A year ago today, I celebrated my own Independence Day.

I had quit the job I loved after a whirlwind journey of four years. I was 27 years old and leaving the industry I was so sure God had designed me for.

It took me a year to pick up His call – and He waited patiently – but finally I said yes. To To Him.

The grass is not greener where I am going, I told my bosses in my resignation letter. I cannot see, from where I am, how I will find greater happiness or creative fulfilment or love. But I have never been more certain that I can trust the One who holds the next step.

On July 4, 2016 – Independence Day – I walked into the newly-renovated office, a fraction of the size of my old office and bearing no resemblance to the comforting creative space I was used to. This wasn’t my dream job, at least not how I dreamt it. I wasn’t exactly the most qualified person for the role either. I’d just shown up.

Not what you had in mind, He kept saying. But I know you’re going to love this.

Perhaps “celebratory” isn’t the best word to describe how I was feeling that day. But I definitely felt independent – I’d left the nest I had been so carefully protected and nurtured in since I’d graduated. I had a brand new set of wings. I was terrified.

I’d asked Him in prayer just before my first day at “Why did you call me, of all people, to do this work? I’m not even professionally trained for the job. How do You know I have what it takes?”

His answer was so clear the seas of my heart were immediately stilled: Because I put it in you.

With that assurance and courage burning in me, I showed up and got on the rollercoaster of full-time ministry.

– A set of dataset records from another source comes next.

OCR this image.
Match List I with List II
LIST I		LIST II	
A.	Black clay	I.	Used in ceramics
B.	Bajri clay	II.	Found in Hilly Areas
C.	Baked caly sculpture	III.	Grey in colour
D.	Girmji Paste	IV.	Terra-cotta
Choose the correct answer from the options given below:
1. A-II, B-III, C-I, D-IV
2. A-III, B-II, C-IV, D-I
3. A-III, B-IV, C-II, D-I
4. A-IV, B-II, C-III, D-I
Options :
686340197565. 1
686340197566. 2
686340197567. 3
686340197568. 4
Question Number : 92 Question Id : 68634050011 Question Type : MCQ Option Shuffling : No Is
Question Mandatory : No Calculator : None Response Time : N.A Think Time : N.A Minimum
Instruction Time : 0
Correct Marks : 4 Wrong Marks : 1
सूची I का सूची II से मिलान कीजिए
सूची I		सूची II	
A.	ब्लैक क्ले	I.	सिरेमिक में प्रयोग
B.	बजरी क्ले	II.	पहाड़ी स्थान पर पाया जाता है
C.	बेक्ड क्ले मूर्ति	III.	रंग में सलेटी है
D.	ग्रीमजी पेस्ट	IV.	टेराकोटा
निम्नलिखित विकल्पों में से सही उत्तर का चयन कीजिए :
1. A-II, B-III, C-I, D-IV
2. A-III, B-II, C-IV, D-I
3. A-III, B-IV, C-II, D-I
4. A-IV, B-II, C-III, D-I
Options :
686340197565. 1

And as I’ve now come to witness for myself, God fulfilled His end of the bargain, just like He’d done in the Beginning. From the formless and empty sprang forth our website and a trickle of stories.

One story turned to two. Then ten. Then too many and too fast; almost 330 at last count.

Within six months of going live, our site had meandered its humble way into thousands of newsfeeds across the nation, bringing living water to thirsty travellers along life’s busy highway. In the public space, we’d achieved a reasonable feat for a small faith-based newsroom. We even produced a viral video.

I have never been more certain that I can trust the One who holds the next step.

But away from the crowd, the storms were raging.

Those who’d spent years in full-time ministry had warned me of great difficulties. It’ll still be worth it, they said, but nothing could have prepared me for what lay ahead. The battles fought at the front sometimes left me broken, battered and bleeding. On some days, it all felt too much to bear.

But that’s not what I’m feeling as I stand at the summit of my first year in Like hikers who finally reach the peak and look back in bittersweet awe at the epic journey they’ve just been on, I recount the days gone by with a certain lightness in my heart.

Oh, that part of the trail was a real challenge, I might say dryly, the memory already too far down the mountain and out of sight. Or, upon spotting the craggy rocks in the distance, now barely a sliver of path from where I stand: I seriously considered giving up there, I was exhausted and in so much pain, but I’m glad I kept going.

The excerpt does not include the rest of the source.